③ Article 36(2) of the Verification Directive provides that “Where the degree of violation is insignificant or there is any other special reason, the disposition may be mitigated.” However, even if the Plaintiff discovered any error in the existing specification and reported it to the Defendant in the process of verifying the monitoring plan around December 2018, the Plaintiff, even though the Plaintiff had the opportunity to rectify the error in the course of performing the duty of verifying the specifications prepared by the business entity eligible for allocation, found the error later and delayed. In light of such circumstances, it is difficult to deem that the Defendant ought to recognize the grounds for mitigation of the disposition of this case solely on the ground that the Plaintiff voluntarily reported the error.

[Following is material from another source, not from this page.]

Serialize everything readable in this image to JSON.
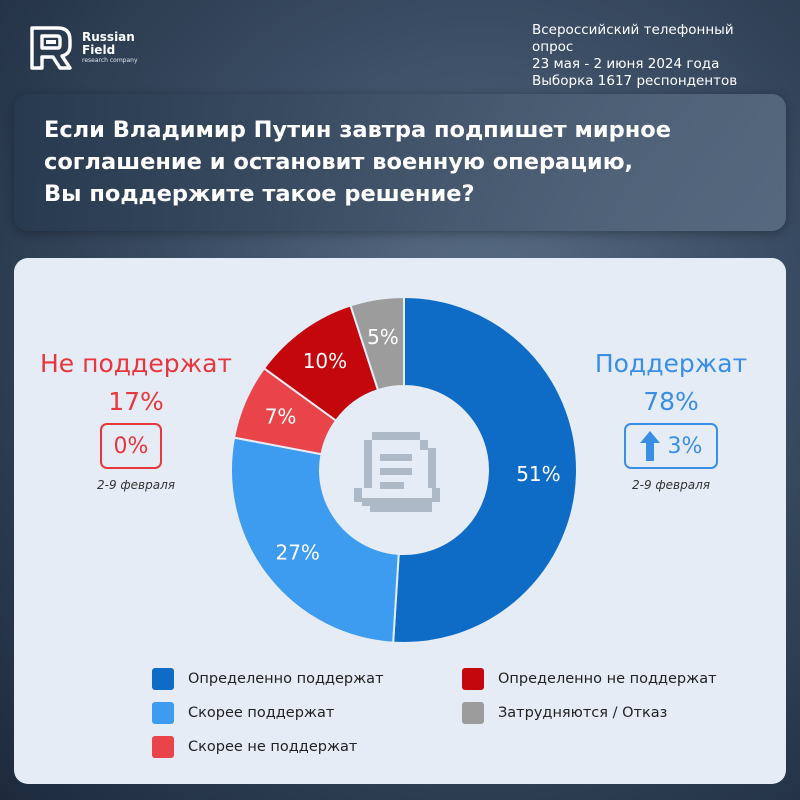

④ Business disadvantages to be borne by the Plaintiff due to the instant disposition are calculated appropriately as greenhouse gas emissions, and it cannot be deemed that such disadvantages exceed the public interest that the State intends to reduce greenhouse gas emissions through the effective enforcement and settlement of the greenhouse gas emissions trading system.

3. Conclusion

The plaintiff's claim is dismissed as it is without merit. It is so decided as per Disposition.

Judges

The presiding judge shall make a private exchange

Judges Park Nam-jin

Judges Lee Gyeong-soo

Note tin

1) The term “gas (by-products) generated from raw materials or by-products thereof, which are required in the product production process.

2) The year designated as a new business entity eligible for allocation under Article 10 of the Emission Trading Act and Article 8(2) of the Enforcement Decree of the Emission Trading Act shall be the year 2017.

The application of the "Gas and Energy Target Management System" under the Color Growth Act is excluded, and B is a business entity eligible for allocation in the year of 2017, which is the first designated year.

The statements presented shall be submitted to the Minister of Trade, Industry and Energy by March 31, 2018, which is the agency responsible for each sector, pursuant to the Green Growth Act and subordinate statutes. B,

the Plaintiff’s duty to prepare a specification and verify it in 2017 is conducted in accordance with both emission trading statutes and Acts and subordinate statutes on green growth.

As such, the Defendant cannot be deemed to have any error in deeming the Enforcement Decree of the Emission Trading Act to be the basis provision for the instant disposition.

3) The term “governmental consultative body on climate change” means the group of Governments on duty.

(iv) means by-product gas;

5) The term “national greenhouse gas management system” means a comprehensive greenhouse gas management system.

6) controlled entities that have to calculate their emissions, etc. under Section 2 (Tier 2) of the calculated class under Article 98 (Special Cases concerning Application of Discharge Coefficients) (Special Cases)

Only if the emission coefficient is not publicly notified in this Guidelines, the emission coefficient corresponding to 1 (Tier 1) may be applied.

7) According to the verification guidelines [Attachment 3] 5.c. 1 and 2, the quantitative criteria for the importance of the instant business entity eligible for allocation of which total emission volume is less than 500,000 CO2eq

The total volume of discharge is 5.0%, due to the application of erroneous emission coefficient in the statement of discharge from 2014 to 2017.

Since the omitted volume falls from 15.11% to 20.97% of the total volume discharged, it is recognized that there was a serious error.